Creating new storage class to ingest DES sky frames

Hi All, I’m looking to implement sky modeling a la DES, which uses 4 eigenimages instead of HSC’s single image. I’m trying to ingest a collection of these into my butler repository. I would like to create a new storage class that saves the 4 images of each .fits as a multi-array ExposureF object, and I’m having difficulty navigating the documentation to 1. create this new storage class using the pre-existing ExposureF storage class and 2. register the storage class with the butler. Any assistance would be appreciated!

Step 1 is to work out what your python type is going to be. It sounds like you want a container class that has multiple images inside it.

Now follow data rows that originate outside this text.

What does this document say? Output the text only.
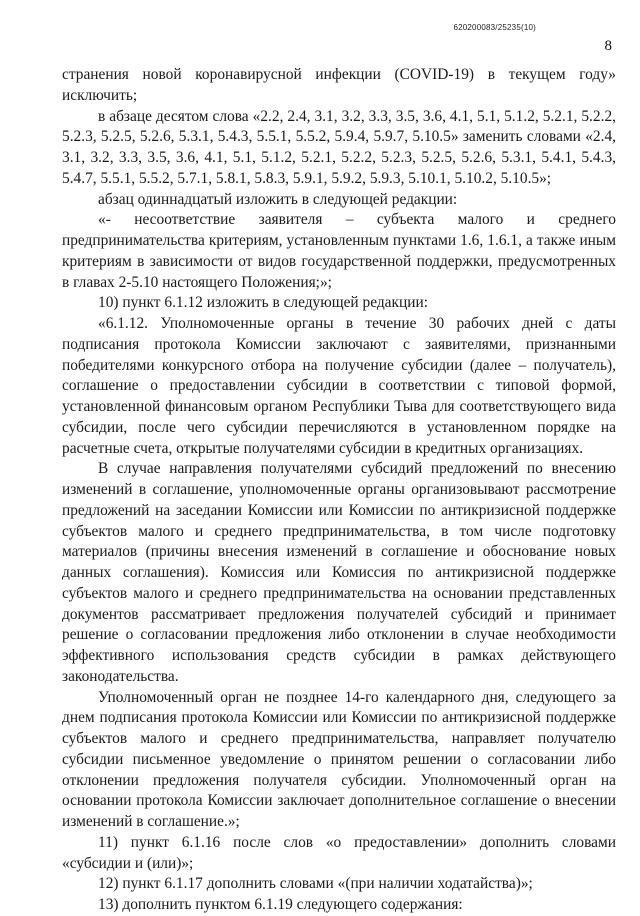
620200083/25235(10)
8

странения новой коронавирусной инфекции (COVID-19) в текущем году» исключить;

в абзаце десятом слова «2.2, 2.4, 3.1, 3.2, 3.3, 3.5, 3.6, 4.1, 5.1, 5.1.2, 5.2.1, 5.2.2, 5.2.3, 5.2.5, 5.2.6, 5.3.1, 5.4.3, 5.5.1, 5.5.2, 5.9.4, 5.9.7, 5.10.5» заменить словами «2.4, 3.1, 3.2, 3.3, 3.5, 3.6, 4.1, 5.1, 5.1.2, 5.2.1, 5.2.2, 5.2.3, 5.2.5, 5.2.6, 5.3.1, 5.4.1, 5.4.3, 5.4.7, 5.5.1, 5.5.2, 5.7.1, 5.8.1, 5.8.3, 5.9.1, 5.9.2, 5.9.3, 5.10.1, 5.10.2, 5.10.5»;

абзац одиннадцатый изложить в следующей редакции:

«- несоответствие заявителя – субъекта малого и среднего предпринимательства критериям, установленным пунктами 1.6, 1.6.1, а также иным критериям в зависимости от видов государственной поддержки, предусмотренных в главах 2-5.10 настоящего Положения;»;

10) пункт 6.1.12 изложить в следующей редакции:

«6.1.12. Уполномоченные органы в течение 30 рабочих дней с даты подписания протокола Комиссии заключают с заявителями, признанными победителями конкурсного отбора на получение субсидии (далее – получатель), соглашение о предоставлении субсидии в соответствии с типовой формой, установленной финансовым органом Республики Тыва для соответствующего вида субсидии, после чего субсидии перечисляются в установленном порядке на расчетные счета, открытые получателями субсидии в кредитных организациях.

В случае направления получателями субсидий предложений по внесению изменений в соглашение, уполномоченные органы организовывают рассмотрение предложений на заседании Комиссии или Комиссии по антикризисной поддержке субъектов малого и среднего предпринимательства, в том числе подготовку материалов (причины внесения изменений в соглашение и обоснование новых данных соглашения). Комиссия или Комиссия по антикризисной поддержке субъектов малого и среднего предпринимательства на основании представленных документов рассматривает предложения получателей субсидий и принимает решение о согласовании предложения либо отклонении в случае необходимости эффективного использования средств субсидии в рамках действующего законодательства.

Уполномоченный орган не позднее 14-го календарного дня, следующего за днем подписания протокола Комиссии или Комиссии по антикризисной поддержке субъектов малого и среднего предпринимательства, направляет получателю субсидии письменное уведомление о принятом решении о согласовании либо отклонении предложения получателя субсидии. Уполномоченный орган на основании протокола Комиссии заключает дополнительное соглашение о внесении изменений в соглашение.»;

11) пункт 6.1.16 после слов «о предоставлении» дополнить словами «субсидии и (или)»;

12) пункт 6.1.17 дополнить словами «(при наличии ходатайства)»;

13) дополнить пунктом 6.1.19 следующего содержания:
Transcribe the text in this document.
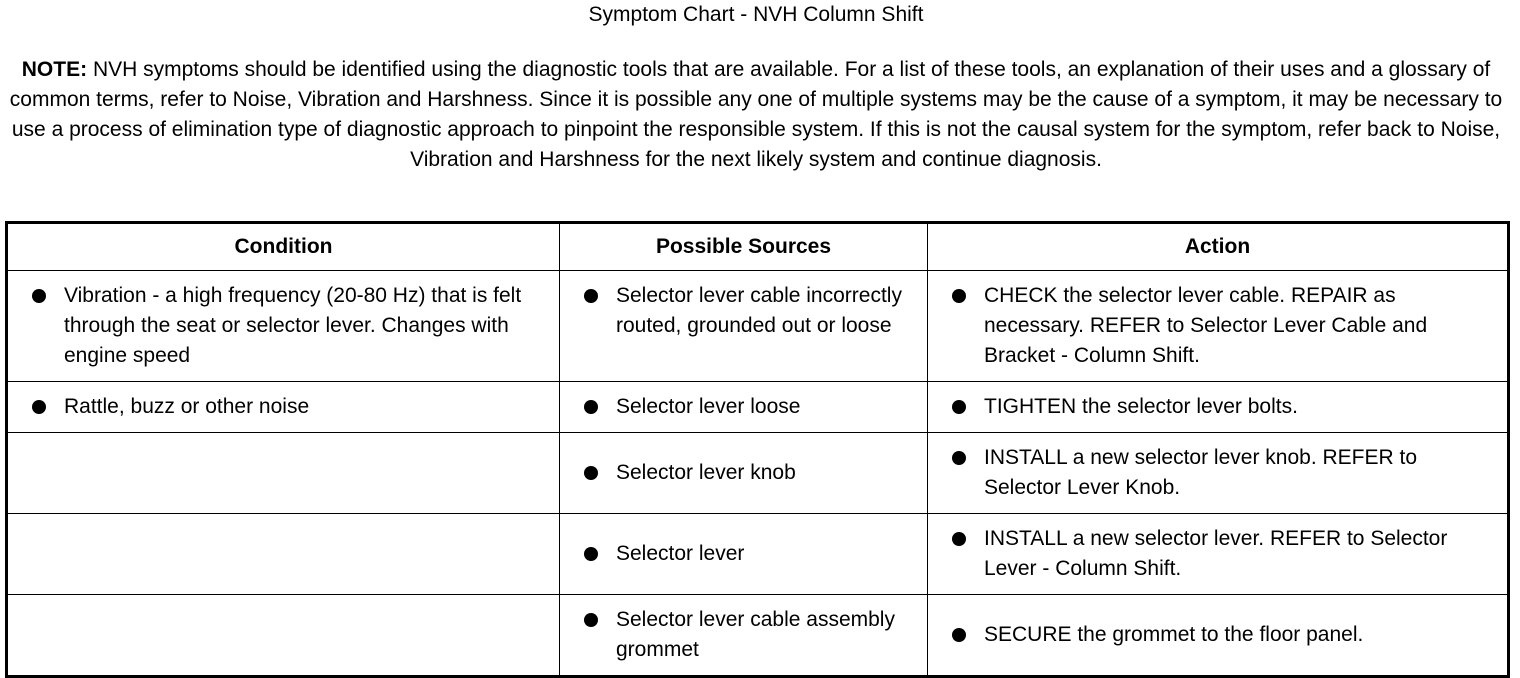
Symptom Chart - NVH Column Shift
NOTE: NVH symptoms should be identified using the diagnostic tools that are available. For a list of these tools, an explanation of their uses and a glossary of common terms, refer to Noise, Vibration and Harshness. Since it is possible any one of multiple systems may be the cause of a symptom, it may be necessary to use a process of elimination type of diagnostic approach to pinpoint the responsible system. If this is not the causal system for the symptom, refer back to Noise, Vibration and Harshness for the next likely system and continue diagnosis.
Condition	Possible Sources	Action

Vibration - a high frequency (20-80 Hz) that is felt through the seat or selector lever. Changes with engine speed	Selector lever cable incorrectly routed, grounded out or loose	CHECK the selector lever cable. REPAIR as necessary. REFER to Selector Lever Cable and Bracket - Column Shift.

Rattle, buzz or other noise	Selector lever loose	TIGHTEN the selector lever bolts.

	Selector lever knob	INSTALL a new selector lever knob. REFER to Selector Lever Knob.

	Selector lever	INSTALL a new selector lever. REFER to Selector Lever - Column Shift.

	Selector lever cable assembly grommet	SECURE the grommet to the floor panel.
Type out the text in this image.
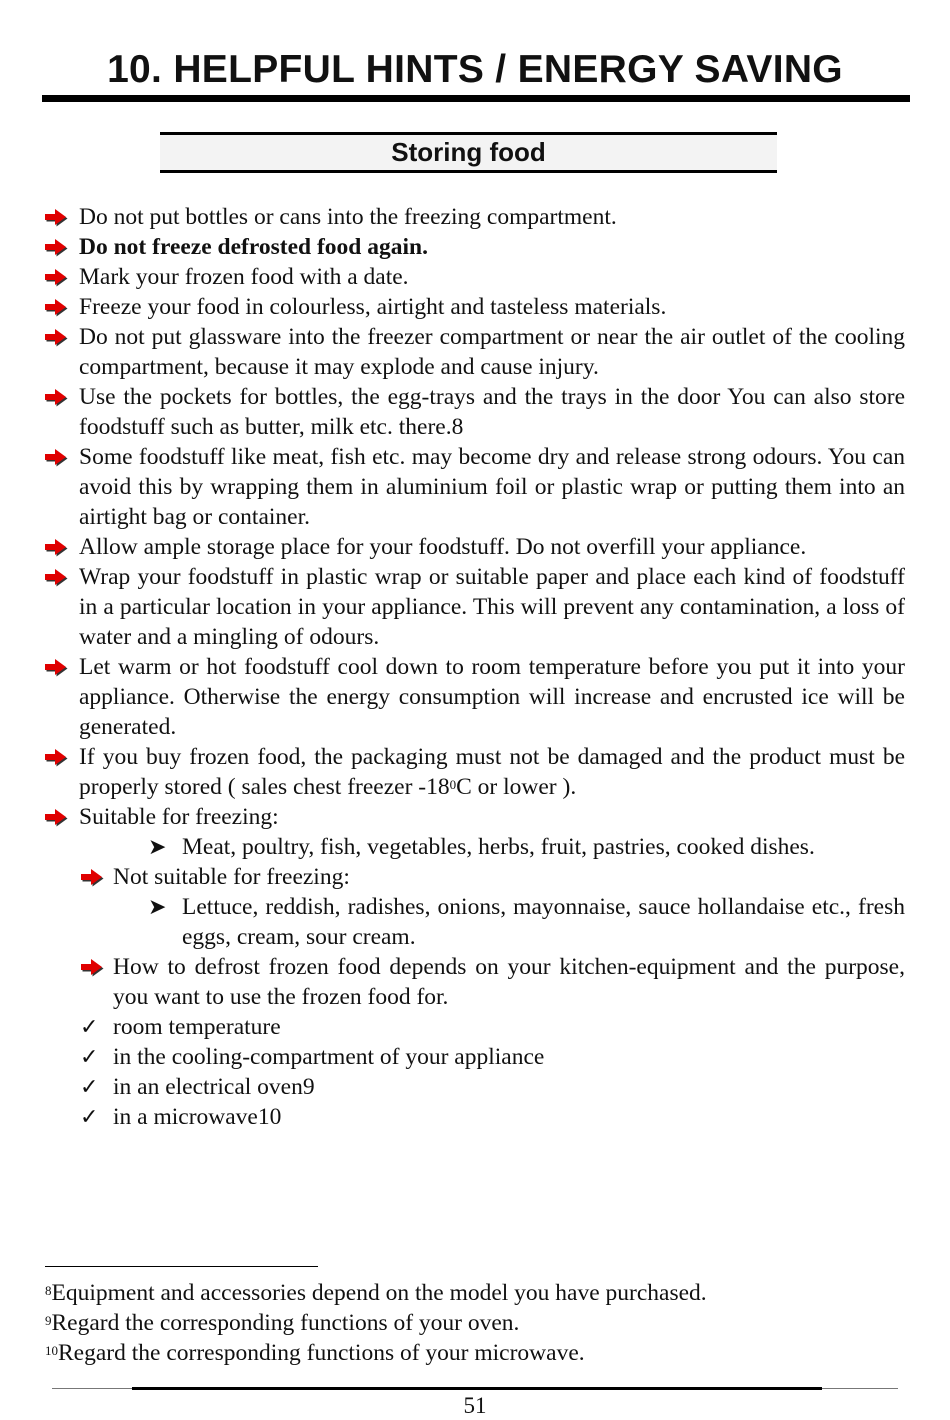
10. HELPFUL HINTS / ENERGY SAVING
Storing food
Do not put bottles or cans into the freezing compartment.
Do not freeze defrosted food again.
Mark your frozen food with a date.
Freeze your food in colourless, airtight and tasteless materials.
Do not put glassware into the freezer compartment or near the air outlet of the cooling compartment, because it may explode and cause injury.
Use the pockets for bottles, the egg-trays and the trays in the door You can also store foodstuff such as butter, milk etc. there.8
Some foodstuff like meat, fish etc. may become dry and release strong odours. You can avoid this by wrapping them in aluminium foil or plastic wrap or putting them into an airtight bag or container.
Allow ample storage place for your foodstuff. Do not overfill your appliance.
Wrap your foodstuff in plastic wrap or suitable paper and place each kind of foodstuff in a particular location in your appliance. This will prevent any contamination, a loss of water and a mingling of odours.
Let warm or hot foodstuff cool down to room temperature before you put it into your appliance. Otherwise the energy consumption will increase and encrusted ice will be generated.
If you buy frozen food, the packaging must not be damaged and the product must be properly stored ( sales chest freezer $-18^0C$ or lower ).
Suitable for freezing:
➤ Meat, poultry, fish, vegetables, herbs, fruit, pastries, cooked dishes.
Not suitable for freezing:
➤ Lettuce, reddish, radishes, onions, mayonnaise, sauce hollandaise etc., fresh eggs, cream, sour cream.
How to defrost frozen food depends on your kitchen-equipment and the purpose, you want to use the frozen food for.
✓ room temperature
✓ in the cooling-compartment of your appliance
✓ in an electrical oven9
✓ in a microwave10
$^8$Equipment and accessories depend on the model you have purchased.
$^9$Regard the corresponding functions of your oven.
$^{10}$Regard the corresponding functions of your microwave.
51
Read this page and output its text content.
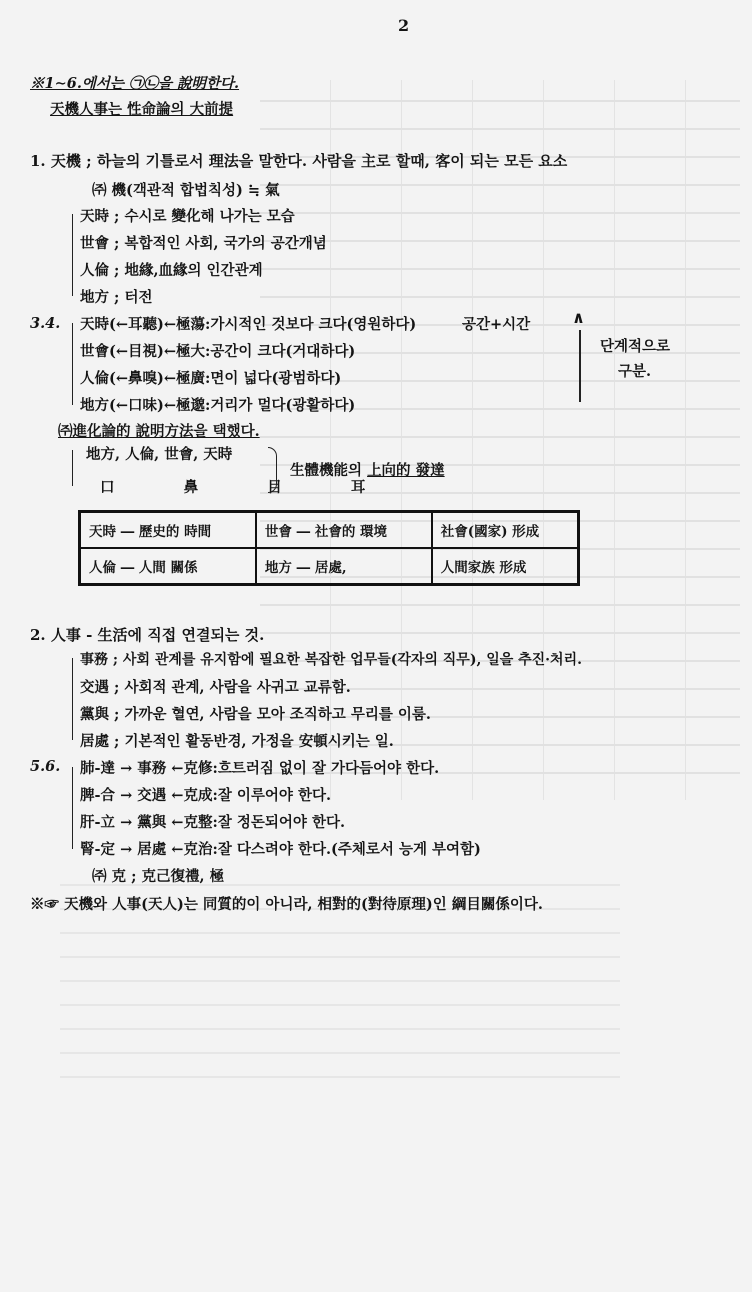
2
※1∼6.에서는 ㉠㉡을 說明한다.
天機人事는 性命論의 大前提
1. 天機 ; 하늘의 기틀로서 理法을 말한다. 사람을 主로 할때, 客이 되는 모든 요소
㈜ 機(객관적 합법칙성) ≒ 氣
天時 ; 수시로 變化해 나가는 모습
世會 ; 복합적인 사회, 국가의 공간개념
人倫 ; 地緣,血緣의 인간관계
地方 ; 터전
3.4. 天時(←耳聽)←極蕩:가시적인 것보다 크다(영원하다)
世會(←目視)←極大:공간이 크다(거대하다)
人倫(←鼻嗅)←極廣:면이 넓다(광범하다)
地方(←口味)←極邈:거리가 멀다(광활하다)
공간+시간	∧
단계적으로
구분.
㈜進化論的 說明方法을 택했다.
地方, 人倫, 世會, 天時
口   鼻   目   耳
生體機能의 上向的 發達
天時 ― 歷史的 時間	世會 ― 社會的 環境	社會(國家) 形成
人倫 ― 人間 關係	地方 ― 居處,	人間家族 形成
2. 人事 - 生活에 직접 연결되는 것.
事務 ; 사회 관계를 유지함에 필요한 복잡한 업무들(각자의 직무), 일을 추진·처리.
交遇 ; 사회적 관계, 사람을 사귀고 교류함.
黨與 ; 가까운 혈연, 사람을 모아 조직하고 무리를 이룸.
居處 ; 기본적인 활동반경, 가정을 安頓시키는 일.
5.6. 肺-達 → 事務 ←克修:흐트러짐 없이 잘 가다듬어야 한다.
脾-合 → 交遇 ←克成:잘 이루어야 한다.
肝-立 → 黨與 ←克整:잘 정돈되어야 한다.
腎-定 → 居處 ←克治:잘 다스려야 한다.(주체로서 능게 부여함)
㈜ 克 ; 克己復禮, 極
※☞ 天機와 人事(天人)는 同質的이 아니라, 相對的(對待原理)인 綱目關係이다.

Something like list[ExposureF] for example but you need to define an explicit python type (not something generic like list). Once you have an agreed upon python type you can define the corresponding StorageClass, including any thoughts about components. Once that is agreed upon we can talk about the formatter code that will read and write these python objects.

1 Like

Speaking with @jbosch about this, we were considering whether something simple like a numpy ndarray (ArrowNumpy) would suffice here? Unless there’s specific metadata that you need to bring along with your ingested data?

1 Like

I would not recommend actually using just a NumPy array; that doesn’t leave you any room to extend things in the future, and it’s not descriptive about what’s in it. But a simple class (maybe a dataclass) built on top of Numpy arrays would be easier to maintain than something built on top of afw.image objects, unless there’s something specific you’re getting out of those afw objects.

2 Likes

What I was trying to say in my original comment was that I strongly suggest you create a proper python class for this data. Using a generic type seems easy to begin with but it very quickly makes it very difficult if you decide you want to add some extra metadata or rearrange the way you do things. A proper type also gives you type safety since butler will check that it is receiving the right thing, and also the ability in the future to support storage class conversions in a more robust way. A data class that has the numpy arrays in it gives you much more flexibility to evolve.

1 Like

Thanks for the response! I suppose the only requirements I have for the data is that it can store the 4 images of each .fits (as numpy arrays), along with their corresponding filter and ccd numbers, in a way that can be read with the HSC sky modeling pipeline, and that it can be manipulated with the butler of course.